We're currently working to the OData standard:
http://www.odata.org/developers/protocols/operations
According to this standard, if you perform an PUT operation against your data, you should return a 204 status code. The standard says that:
When processing a PUT request servers return status 204 (No Content) to indicate success, no response body is needed.
Now, according to what one reads elsewhere, some places claim that if you're returning a 204 you should absolutely NOT return a response body - it's not a question of whether one is needed or not.
The problem is we kind of need to return a body. In this case we're performing an update query on a batch of items and partial success (i.e. some are updated, some are not) is possible. We'd like to inform the client of what the failures were and the response body is the only way of doing it that I can think of.
So what's the "correct" way of doing this. Should I flout the W3C and return a body? Or should I flout OData and return a different response code? Or is there another possibility?

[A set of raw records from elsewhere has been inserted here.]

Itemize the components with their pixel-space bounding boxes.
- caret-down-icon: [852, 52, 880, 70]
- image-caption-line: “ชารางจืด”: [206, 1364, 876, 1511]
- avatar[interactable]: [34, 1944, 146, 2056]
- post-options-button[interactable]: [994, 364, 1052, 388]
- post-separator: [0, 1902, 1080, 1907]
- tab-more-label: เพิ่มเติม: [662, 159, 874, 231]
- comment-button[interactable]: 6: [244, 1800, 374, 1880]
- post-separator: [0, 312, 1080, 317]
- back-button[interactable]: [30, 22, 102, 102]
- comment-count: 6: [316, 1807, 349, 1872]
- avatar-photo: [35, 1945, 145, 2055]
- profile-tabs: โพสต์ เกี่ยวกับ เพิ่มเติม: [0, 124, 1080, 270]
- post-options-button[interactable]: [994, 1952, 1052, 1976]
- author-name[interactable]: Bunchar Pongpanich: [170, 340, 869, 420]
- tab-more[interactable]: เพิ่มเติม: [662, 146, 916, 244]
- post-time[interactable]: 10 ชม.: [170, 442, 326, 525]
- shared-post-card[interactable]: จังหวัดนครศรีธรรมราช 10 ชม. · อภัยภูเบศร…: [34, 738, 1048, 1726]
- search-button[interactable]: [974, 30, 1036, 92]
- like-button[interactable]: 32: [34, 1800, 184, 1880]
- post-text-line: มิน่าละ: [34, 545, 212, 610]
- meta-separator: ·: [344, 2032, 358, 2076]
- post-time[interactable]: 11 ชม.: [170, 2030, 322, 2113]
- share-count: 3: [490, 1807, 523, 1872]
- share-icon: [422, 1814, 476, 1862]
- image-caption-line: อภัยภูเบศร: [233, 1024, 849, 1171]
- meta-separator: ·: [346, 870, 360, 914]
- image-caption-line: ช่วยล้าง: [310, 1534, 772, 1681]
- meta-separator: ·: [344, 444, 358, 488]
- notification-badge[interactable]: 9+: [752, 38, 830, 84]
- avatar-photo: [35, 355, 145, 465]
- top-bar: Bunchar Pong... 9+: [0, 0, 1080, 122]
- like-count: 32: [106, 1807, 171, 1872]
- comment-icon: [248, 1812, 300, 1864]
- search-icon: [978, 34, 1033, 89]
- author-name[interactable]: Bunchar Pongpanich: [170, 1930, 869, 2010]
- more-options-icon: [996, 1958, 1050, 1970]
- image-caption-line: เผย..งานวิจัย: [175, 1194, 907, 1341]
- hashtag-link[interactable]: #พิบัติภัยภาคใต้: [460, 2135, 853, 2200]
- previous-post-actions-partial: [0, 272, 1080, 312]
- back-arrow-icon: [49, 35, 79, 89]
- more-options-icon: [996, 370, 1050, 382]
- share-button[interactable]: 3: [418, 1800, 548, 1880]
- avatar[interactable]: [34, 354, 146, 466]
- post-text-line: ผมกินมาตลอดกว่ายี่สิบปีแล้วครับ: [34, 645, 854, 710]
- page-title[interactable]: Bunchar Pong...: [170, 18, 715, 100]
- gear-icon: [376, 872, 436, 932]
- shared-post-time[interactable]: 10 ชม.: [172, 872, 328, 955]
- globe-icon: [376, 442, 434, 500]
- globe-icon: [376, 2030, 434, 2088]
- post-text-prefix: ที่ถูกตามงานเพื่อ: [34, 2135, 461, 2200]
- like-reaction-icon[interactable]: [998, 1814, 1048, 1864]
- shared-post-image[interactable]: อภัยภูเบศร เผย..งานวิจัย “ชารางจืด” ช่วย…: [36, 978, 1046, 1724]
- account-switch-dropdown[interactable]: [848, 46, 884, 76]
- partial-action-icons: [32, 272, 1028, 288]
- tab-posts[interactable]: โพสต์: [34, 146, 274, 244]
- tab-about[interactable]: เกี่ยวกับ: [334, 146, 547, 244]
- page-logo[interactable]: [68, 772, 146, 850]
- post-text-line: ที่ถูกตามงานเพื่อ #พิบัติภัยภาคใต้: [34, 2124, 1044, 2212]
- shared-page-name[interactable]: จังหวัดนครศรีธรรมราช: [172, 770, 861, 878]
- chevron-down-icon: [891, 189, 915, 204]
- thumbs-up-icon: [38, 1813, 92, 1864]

The 204 response to PUT is not a mandatory requirement for OData servers (note that the odata.org is not a normative reference, the MS-OData document is). You can return 200 with body, in which case the body you return should be a serialization of the updated entity (after the updates were applied by the server). In fact in OData V3 we now have a support for Prefer header which does exactly this. The client can include a Prefer header with the PUT request and ask the server to respond with 200 and the updated entityt.
I think you must not return content and should consider returning a header to indicate the partially complete command.
The spec states
The 204 response MUST NOT include a message-body, and thus is always terminated by the first empty line after the header fields.